I have had various health issues crop up in the last years . . . at least the last year, anyway. I have had a lot of stomach issues that I never had and also had some old and now some new vertabrae, nerve and weight issues adding to the mix. Some is due to my age, I'm sure. The weight issue, I do think maybe a little has been due to the stomach ailments but alot of it . . well just because I had come to a happier place and maybe was eating better & probably more.

You eat more than you burn off, you're going to gain weight, period. You add organs inside not functioning quite right and swelling now and again because of ulcers, . . . well then it just it just adds to it. & When you become inactive and sit or lay a lot . . . quit doing the small things you once did, it all can make alot of body changes quickly.

I am juicing now. This is new to me. Several months ago and probably at least three times over the last three years I felt the Holy Spirit nudge to change some things up. I knew that even God was telling me "Do this, don't do that" in regards to eating and drinking.

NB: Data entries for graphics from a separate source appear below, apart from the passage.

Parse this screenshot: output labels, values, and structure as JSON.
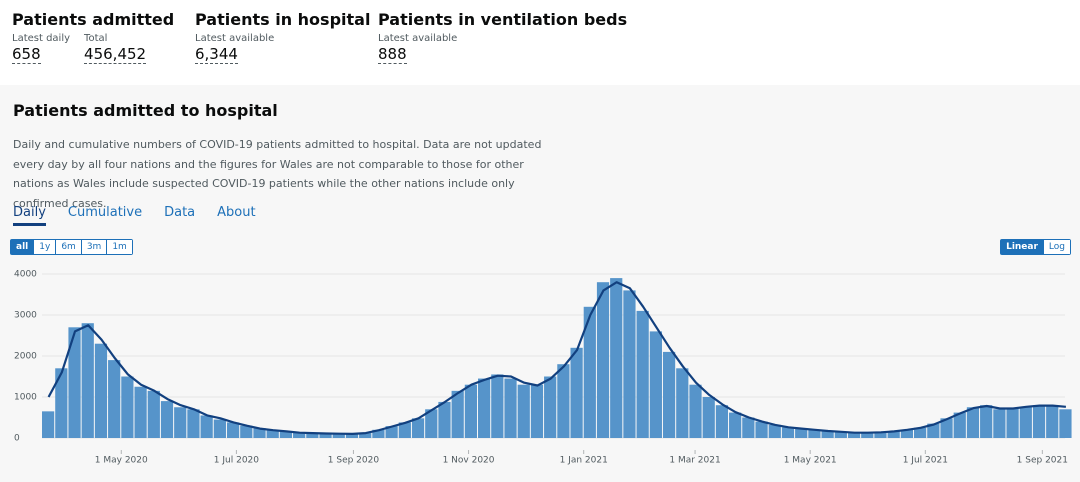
{
  "headline": {
    "items": [
      {
        "title": "Patients admitted",
        "metrics": [
          {
            "label": "Latest daily",
            "value": "658"
          },
          {
            "label": "Total",
            "value": "456,452"
          }
        ]
      },
      {
        "title": "Patients in hospital",
        "metrics": [
          {
            "label": "Latest available",
            "value": "6,344"
          }
        ]
      },
      {
        "title": "Patients in ventilation beds",
        "metrics": [
          {
            "label": "Latest available",
            "value": "888"
          }
        ]
      }
    ]
  },
  "card": {
    "title": "Patients admitted to hospital",
    "description": "Daily and cumulative numbers of COVID-19 patients admitted to hospital. Data are not updated every day by all four nations and the figures for Wales are not comparable to those for other nations as Wales include suspected COVID-19 patients while the other nations include only confirmed cases.",
    "tabs": [
      "Daily",
      "Cumulative",
      "Data",
      "About"
    ],
    "ranges": [
      "all",
      "1y",
      "6m",
      "3m",
      "1m"
    ],
    "scales": [
      "Linear",
      "Log"
    ]
  },
  "chart_data": {
    "type": "bar",
    "color": "#5694ca",
    "line_color": "#12407f",
    "x": [
      "2020-03-20",
      "2020-03-27",
      "2020-04-03",
      "2020-04-10",
      "2020-04-17",
      "2020-04-24",
      "2020-05-01",
      "2020-05-08",
      "2020-05-15",
      "2020-05-22",
      "2020-05-29",
      "2020-06-05",
      "2020-06-12",
      "2020-06-19",
      "2020-06-26",
      "2020-07-03",
      "2020-07-10",
      "2020-07-17",
      "2020-07-24",
      "2020-07-31",
      "2020-08-07",
      "2020-08-14",
      "2020-08-21",
      "2020-08-28",
      "2020-09-04",
      "2020-09-11",
      "2020-09-18",
      "2020-09-25",
      "2020-10-02",
      "2020-10-09",
      "2020-10-16",
      "2020-10-23",
      "2020-10-30",
      "2020-11-06",
      "2020-11-13",
      "2020-11-20",
      "2020-11-27",
      "2020-12-04",
      "2020-12-11",
      "2020-12-18",
      "2020-12-25",
      "2021-01-01",
      "2021-01-08",
      "2021-01-15",
      "2021-01-22",
      "2021-01-29",
      "2021-02-05",
      "2021-02-12",
      "2021-02-19",
      "2021-02-26",
      "2021-03-05",
      "2021-03-12",
      "2021-03-19",
      "2021-03-26",
      "2021-04-02",
      "2021-04-09",
      "2021-04-16",
      "2021-04-23",
      "2021-04-30",
      "2021-05-07",
      "2021-05-14",
      "2021-05-21",
      "2021-05-28",
      "2021-06-04",
      "2021-06-11",
      "2021-06-18",
      "2021-06-25",
      "2021-07-02",
      "2021-07-09",
      "2021-07-16",
      "2021-07-23",
      "2021-07-30",
      "2021-08-06",
      "2021-08-13",
      "2021-08-20",
      "2021-08-27",
      "2021-09-03",
      "2021-09-10"
    ],
    "values": [
      650,
      1700,
      2700,
      2800,
      2300,
      1900,
      1500,
      1250,
      1150,
      900,
      750,
      700,
      550,
      450,
      380,
      300,
      240,
      190,
      160,
      130,
      120,
      110,
      100,
      100,
      120,
      200,
      290,
      380,
      480,
      700,
      880,
      1150,
      1300,
      1450,
      1550,
      1450,
      1300,
      1300,
      1500,
      1800,
      2200,
      3200,
      3800,
      3900,
      3600,
      3100,
      2600,
      2100,
      1700,
      1300,
      1000,
      800,
      620,
      500,
      400,
      320,
      260,
      230,
      200,
      170,
      150,
      130,
      130,
      140,
      160,
      200,
      250,
      350,
      480,
      620,
      750,
      800,
      700,
      720,
      760,
      800,
      780,
      700
    ],
    "average_values": [
      1000,
      1600,
      2600,
      2750,
      2400,
      1950,
      1550,
      1300,
      1150,
      950,
      800,
      700,
      550,
      480,
      380,
      300,
      230,
      190,
      160,
      130,
      120,
      110,
      105,
      100,
      120,
      190,
      280,
      370,
      480,
      680,
      880,
      1100,
      1300,
      1420,
      1520,
      1500,
      1350,
      1280,
      1450,
      1750,
      2150,
      3000,
      3600,
      3800,
      3650,
      3200,
      2700,
      2200,
      1750,
      1350,
      1050,
      820,
      630,
      500,
      400,
      320,
      260,
      230,
      200,
      170,
      150,
      130,
      130,
      140,
      160,
      200,
      250,
      330,
      460,
      600,
      730,
      780,
      720,
      720,
      760,
      790,
      790,
      760
    ],
    "xlim": [
      "2020-03-20",
      "2021-09-13"
    ],
    "xticks": [
      {
        "value": "2020-05-01",
        "label": "1 May 2020"
      },
      {
        "value": "2020-07-01",
        "label": "1 Jul 2020"
      },
      {
        "value": "2020-09-01",
        "label": "1 Sep 2020"
      },
      {
        "value": "2020-11-01",
        "label": "1 Nov 2020"
      },
      {
        "value": "2021-01-01",
        "label": "1 Jan 2021"
      },
      {
        "value": "2021-03-01",
        "label": "1 Mar 2021"
      },
      {
        "value": "2021-05-01",
        "label": "1 May 2021"
      },
      {
        "value": "2021-07-01",
        "label": "1 Jul 2021"
      },
      {
        "value": "2021-09-01",
        "label": "1 Sep 2021"
      }
    ],
    "ylim": [
      0,
      4000
    ],
    "yticks": [
      0,
      1000,
      2000,
      3000,
      4000
    ],
    "grid": true
  }
}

I did actually try to follow. & Frankly it seemed weird. First it was walk this many laps around the lot I used to live at. I did. Then it was to put straight lemon juice in water and drink it. I did. Then it was to start eating yogurt again. I did. I did them all for awhile, . . . but would tire of it or just kinda let it go.

Last year I found out I had duodenal ulcers & a large kidney. Hmm. *Duodenal ulcers can be hereditary and my dad did have them. They are also often found in people with pylori bacteria in their gut which half the world population has. Of that half, it usually only causes problems in 10% of the people. Wow! . .Unlike gastric (stomach) ulcers, people with duodenal ulcers will often gain weight because they do not realize they have a problem until its a real problem . .Ugh. & Now maybe there are some gall bladder issues as well . . .

In hindsight I realize that God telling me to walk was to get something moving again. To add lemon juice to water is because we all should drink a lot of water and the lemon juice is an astringent that would help clean out my insides. & The yogurt would have done two things, "calmed" my insides down and also given me some of the "good bacteria" to fight anything that might have been bad down there. Hmm, hindsight IS always 20/20.

What started as a quest for health, which frankly I have failed at doing much about, now has become for everything. I really do feel that God wants me to get back into decent shape. I don't think He is necessarily concerned with how I look or how I feel personally about myself . . . but maybe it is just so I will go on and accomplish things for Him . . .

& The me part of it, I need to feel better. I would like to look better and I have a lot of reason and people to stick around for. I still have things to do!

I thought of this verse, and I know it does not only apply to what we eat and drink, . . . but I do believe it ALSO applies to what we eat and drink:

1 Corinthians 6:19 (New King James Version)
19 Or do you not know that your body is the temple of the Holy Spirit who is in you, whom you have from God, and you are not your own?


He created me, He bought and paid for me with a great price, He has wooed me, protected me and loved me----

And yet I have been pretty lackadaisical at even taking care of the body that He gave me to get to walk around and use.

Yes, . . . yes I need to do something different, and I am . . . Thank You Lord.